If you’re thinking of buying a residential property and you’re about to load up with debt, look out.
The Reserve Bank looks set to introduce new debt-to-income lending ratios to try to take some heat out of the market.
Kiwibank economists today said that heat was “becoming unbearable” after new national house sale data emerged and the Reserve Bank was about to take a larger hose to it.
That move will undoubtedly be limiting amounts loaned by major trading banks to the riskier clients who are trying to load up with high debt levels to buy properties whose values they believe will continue only to rise.
The Reserve Bank doesn’t see it that way and has expressed concern.
The latest Real Estate Institute figures out this morning showed median prices rose 25.2 per cent annually, from $659,500 to a record $826,000 and Auckland house prices also set a record, up 28 per cent from $918,000 last July to $1,175,000 last month.
Kiwibank economists Jarrod Kerr, Jeremy Couchman and Mary Jo Vergara reacted, saying there was now no doubt what was about to happen.
“The heat from the housing market is getting a little too hot to handle. The market just hasn’t responded quick enough to recent policy changes targeting property investors. High-risk debt continues to build so financial stability concerns have pushed the Reserve Bank to act,” the economists said.
The Reserve Bank also now has a directive from the Minister of Finance, Grant Robertson, “…to have regard to house price sustainability when making financial stability decisions”.
The economists said that was a green light to use more debt-to-income lending restrictions, “meaning the RBNZ has a larger firehose to douse the market with”.
A little of the blaze damped down in today’s numbers but even that could have been somewhat artificial: New Zealand house sale volumes fell by 12 per cent last month compared to July last year and some regions also saw big declines.
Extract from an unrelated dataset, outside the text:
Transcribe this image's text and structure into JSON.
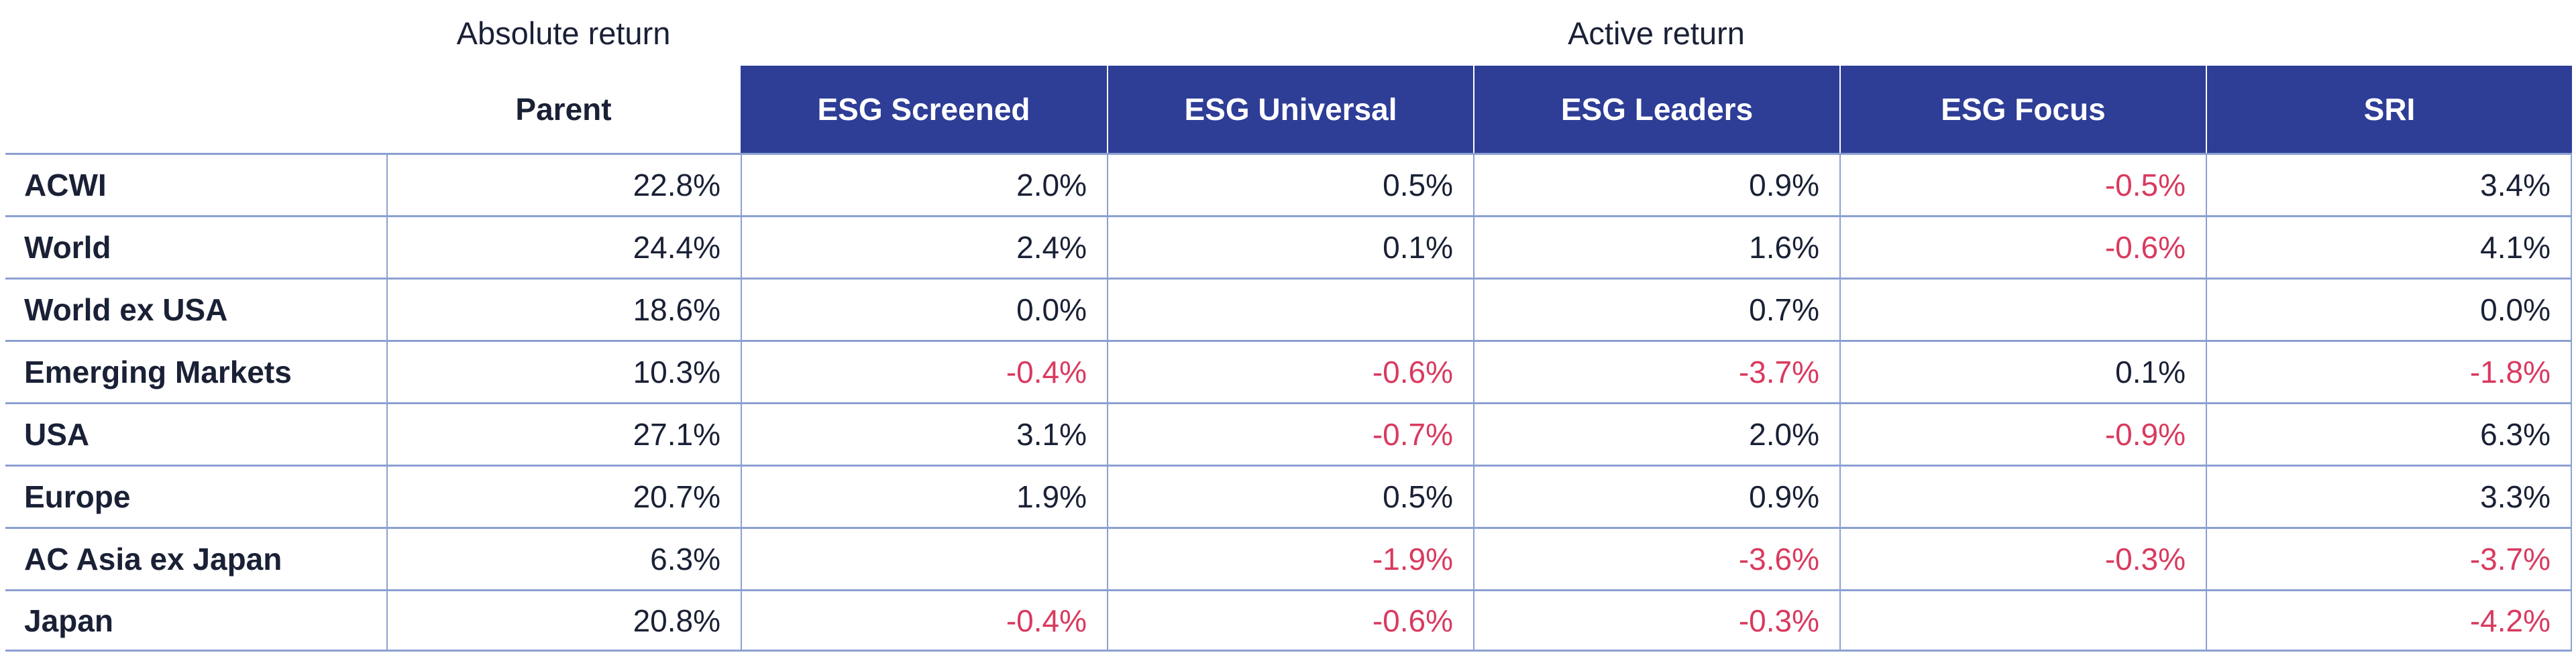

Nelson house sale volumes halved in the year to July 2021 and Hawke’s Bay sales fell by 28 per cent.
Last July, 8135 properties were sold throughout New Zealand but only 7187 were sold last month.
But Jen Baird, REINZ chief executive, said last July was unusual because New Zealand had just come out of its high alert level lockdowns then. That had boosted last year’s sales.
“House prices have continued to rise across the country as every region saw a year-on-year increase from July 2020.
“The last two months have shown early indications that the rate of growth is starting to ease, however, it is too early to say whether this is the usual winter easing we would normally see or if the Government’s intervention in the market and signalled changes to the OCR are starting to take effect.
The strength of the market has again been reflected in the REINZ House Price Index which reached a new high on the index nationally.
Every region reached a record level last month, Baird said.
In Auckland, six out of seven districts had new record median prices: North Shore City $1,375,000, Rodney District $1,240,000, Waitakere City $1,100,000, Manukau City $1,075,000, Papakura District $913,000 and Franklin District $885,000.